Современная американская повесть | страница 14
Рубеж, который обозначен в исторической биографии черной Америки событиями последней четверти века, слишком значителен, чтобы не пробудилось новое самосознание. О нем и написана повесть Болдуина, возвращающая к коренным вопросам негритянского опыта: какой тип человека сформирован, какой духовный багаж наследуют сегодняшние сыновья Гарлема? Травмированность, чувство человеческой разделенности, мучительное ощущение связанности расой, подавляющей личность? Или, может быть, в минуты самых тяжких переживаний Гарлем становится действительно родным домом, землей для негритянского Антея, триста лет не уступающего в своей неравной схватке с расизмом?

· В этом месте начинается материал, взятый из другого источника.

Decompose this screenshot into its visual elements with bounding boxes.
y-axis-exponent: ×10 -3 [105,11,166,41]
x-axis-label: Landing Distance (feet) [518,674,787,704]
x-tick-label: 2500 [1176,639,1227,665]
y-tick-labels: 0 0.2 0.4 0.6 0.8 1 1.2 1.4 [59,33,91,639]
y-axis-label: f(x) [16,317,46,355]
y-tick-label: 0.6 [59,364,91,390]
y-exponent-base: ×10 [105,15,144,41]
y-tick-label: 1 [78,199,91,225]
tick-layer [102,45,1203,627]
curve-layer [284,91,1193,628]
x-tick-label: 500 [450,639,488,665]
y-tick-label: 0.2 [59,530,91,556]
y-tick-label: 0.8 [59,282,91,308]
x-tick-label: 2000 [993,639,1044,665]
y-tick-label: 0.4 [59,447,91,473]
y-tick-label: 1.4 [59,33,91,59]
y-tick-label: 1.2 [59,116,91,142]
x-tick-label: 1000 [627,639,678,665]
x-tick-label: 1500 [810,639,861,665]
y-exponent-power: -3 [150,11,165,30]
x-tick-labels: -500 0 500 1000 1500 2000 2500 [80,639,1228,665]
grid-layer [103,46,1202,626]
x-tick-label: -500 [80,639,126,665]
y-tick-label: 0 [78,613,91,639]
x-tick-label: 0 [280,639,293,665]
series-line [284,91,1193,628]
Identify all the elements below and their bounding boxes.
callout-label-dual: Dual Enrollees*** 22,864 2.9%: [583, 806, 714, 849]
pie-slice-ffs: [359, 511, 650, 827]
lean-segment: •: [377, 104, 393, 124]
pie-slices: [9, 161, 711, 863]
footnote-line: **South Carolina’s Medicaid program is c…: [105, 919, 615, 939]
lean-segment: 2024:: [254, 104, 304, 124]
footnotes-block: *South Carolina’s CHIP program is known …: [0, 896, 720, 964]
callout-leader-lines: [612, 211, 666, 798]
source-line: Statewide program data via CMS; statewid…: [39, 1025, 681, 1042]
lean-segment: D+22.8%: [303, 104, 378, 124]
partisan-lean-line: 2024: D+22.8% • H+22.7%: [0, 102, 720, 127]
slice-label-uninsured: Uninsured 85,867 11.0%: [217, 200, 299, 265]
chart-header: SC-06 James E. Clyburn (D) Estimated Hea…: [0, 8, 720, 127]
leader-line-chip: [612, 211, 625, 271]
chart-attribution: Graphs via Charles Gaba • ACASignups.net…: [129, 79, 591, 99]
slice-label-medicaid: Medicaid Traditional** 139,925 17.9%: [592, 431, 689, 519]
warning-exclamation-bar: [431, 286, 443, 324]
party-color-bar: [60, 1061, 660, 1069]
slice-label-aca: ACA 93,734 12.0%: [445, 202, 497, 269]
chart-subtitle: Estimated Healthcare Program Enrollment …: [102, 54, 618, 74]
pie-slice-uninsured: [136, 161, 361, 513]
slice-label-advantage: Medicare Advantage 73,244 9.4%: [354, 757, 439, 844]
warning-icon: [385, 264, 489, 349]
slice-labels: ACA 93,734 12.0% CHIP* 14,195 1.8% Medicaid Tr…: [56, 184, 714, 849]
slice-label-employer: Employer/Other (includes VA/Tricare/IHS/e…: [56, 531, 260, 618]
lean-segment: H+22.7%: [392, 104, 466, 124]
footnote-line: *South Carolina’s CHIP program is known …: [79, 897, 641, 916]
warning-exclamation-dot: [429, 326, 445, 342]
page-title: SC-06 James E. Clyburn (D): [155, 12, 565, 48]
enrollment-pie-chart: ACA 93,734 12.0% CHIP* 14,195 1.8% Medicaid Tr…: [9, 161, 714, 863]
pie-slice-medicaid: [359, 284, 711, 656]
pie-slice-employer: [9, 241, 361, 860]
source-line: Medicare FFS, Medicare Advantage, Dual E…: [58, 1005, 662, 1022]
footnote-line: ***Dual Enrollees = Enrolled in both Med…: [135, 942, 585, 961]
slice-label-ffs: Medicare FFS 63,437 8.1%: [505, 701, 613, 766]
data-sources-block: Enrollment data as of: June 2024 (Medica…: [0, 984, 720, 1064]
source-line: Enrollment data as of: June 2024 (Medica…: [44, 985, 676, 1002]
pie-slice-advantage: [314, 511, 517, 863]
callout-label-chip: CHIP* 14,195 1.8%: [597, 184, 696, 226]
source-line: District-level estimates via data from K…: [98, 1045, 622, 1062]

Болдуин — художник, слишком обостренно видящий контрасты негритянской жизни, чтобы отвечать на эти вопросы односложно. И в «Бийл-стрит» перед читателем пройдет вереница людей, духовно сломленных, признавших «метафизическую реальность расы» вековечной и непреодолимой, а тем самым молчаливо смирившихся и с утверждаемыми расизмом мифами, и с его социальными установлениями. На Бийл-стрит «сама смерть была проще простого, и то, что вело к ней, тоже было проще простого — вроде чумы». Оттого десятилетиями господствует здесь сознание своей навечной приписанности к гетто, своего наперед известного безрадостного удела, который способен создавать лишь общность отчаяния, рожденную неволей, и растравлять отвращение к жизни да вымученные иллюзии морального «черного превосходства». «За что только не цепляешься, чтобы выдержать ужас, когда ужас окружает тебя со всех сторон».
Но герои Болдуина сумели сохранить достоинство и веру, которая отвергает самосохранение любой ценой и не признает убогого идеала законопослушного, «незаметного» существования. Они дети новой эпохи, когда на негритянской окраине утверждается — пусть мучительно, но неуклонно — решимость защищать свое право на человеческую жизнь. Когда нравственная пришибленность отступает перед твердостью духа, сохраненной среди грязи Гарлема и ужасов тюремного ада. Когда отступает разобщенность перед высоким чувством сплоченности и готовности совершить «прыжок с вышки отчаяния», пусть этот прыжок кажется смертельным.
История движется вопреки всем «метафизическим реальностям», и ее движение лишь делает их особенно непереносимыми. В минуту великого напряжения душевных сил пригоршней праха становится все наносное в человеке и высветляется его истинная гуманная суть. В повести Болдуина эта мысль — центральная. Порой не столь отчетливо воплощенная, она тем не менее присутствует и во всех других повестях, которые вошли в эту книгу. Трагизм многих их страниц не имеет ничего общего с капитуляцией перед злом, а вера в человека непоколебима, как ни тягостны социальные обстоятельства, формирующие его жизнь.